Ever wonder how you look on paper? Personal financial statements can look scary

I once learned back in college that more then 2/3’s of the country look horrible on paper.  At work, we have all seen or heard about corporate financial statements, balance sheets, cash flow statements, etc.  Have you ever tried to do a personal financial statement on yourself?  Usually it’s pretty surprising the amount of debt that we have as well as all of the assets that we own.

You look around and you might have a lot of stuff, or you might feel that your debt is under control.  Try taking an assessment on what you own.  There are a number of websites that can give you the value of your belongings.  You can also do the cars you own, property, furniture, etc.  Usually it adds up to more then you realize.  This gives you a relly good estimate of what it would cost to replace everything you have.  That’s great for insurance purposes, and understanding your net worth.

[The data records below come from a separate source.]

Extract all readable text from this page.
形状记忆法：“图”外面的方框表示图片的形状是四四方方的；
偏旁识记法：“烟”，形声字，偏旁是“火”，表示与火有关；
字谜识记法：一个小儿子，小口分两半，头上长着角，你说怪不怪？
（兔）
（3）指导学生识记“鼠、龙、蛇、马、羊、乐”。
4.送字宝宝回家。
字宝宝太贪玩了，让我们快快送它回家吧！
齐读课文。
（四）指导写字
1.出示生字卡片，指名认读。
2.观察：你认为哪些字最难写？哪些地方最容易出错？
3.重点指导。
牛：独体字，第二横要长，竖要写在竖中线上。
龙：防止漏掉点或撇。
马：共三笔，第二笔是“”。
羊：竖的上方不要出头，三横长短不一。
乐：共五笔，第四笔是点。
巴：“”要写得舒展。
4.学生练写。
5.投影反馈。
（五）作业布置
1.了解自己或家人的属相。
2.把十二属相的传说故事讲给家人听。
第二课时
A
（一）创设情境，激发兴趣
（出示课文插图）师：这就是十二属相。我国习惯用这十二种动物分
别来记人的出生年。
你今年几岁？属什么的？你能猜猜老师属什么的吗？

 A few years ago, my wife and I discussed that we really didn’t have any assetts.  We had “stuff” but our true assetts were pretty minimal.  Since then, mostly with the help and encouragement of my wife (love you!), our cars were paid off, credit cards were under control, and we had purchased some property that has since been evaluated at over a 500% increase in 3 years.  We look much better on paper then we did a few years ago.

 Granted, looking good on paper doesn’t really get you further in life, but it’s a great start to understanding what’s important.  Your finances include more then just being able to make payments each month.  It’s constantly looking at the bottom line and making decisions with long term goals in mind.  Debt isn’t something to be afraid of, but it’s more of something you need to use wisely.

I often hear about people wanting to create debt in order to take tax write offs.  One common discussion is whether or not to pay off a large loans (i.e. mortgage and student loans) because you can write off the interest.  Personally I’d rather pay off the loan and if I REALLY want a tax write off, I could donate cash somewhere rather then giving it to the bank.  Also, I’ve done the math, and it doesn’t save you enough to write off the taxes.  You still come out in the red!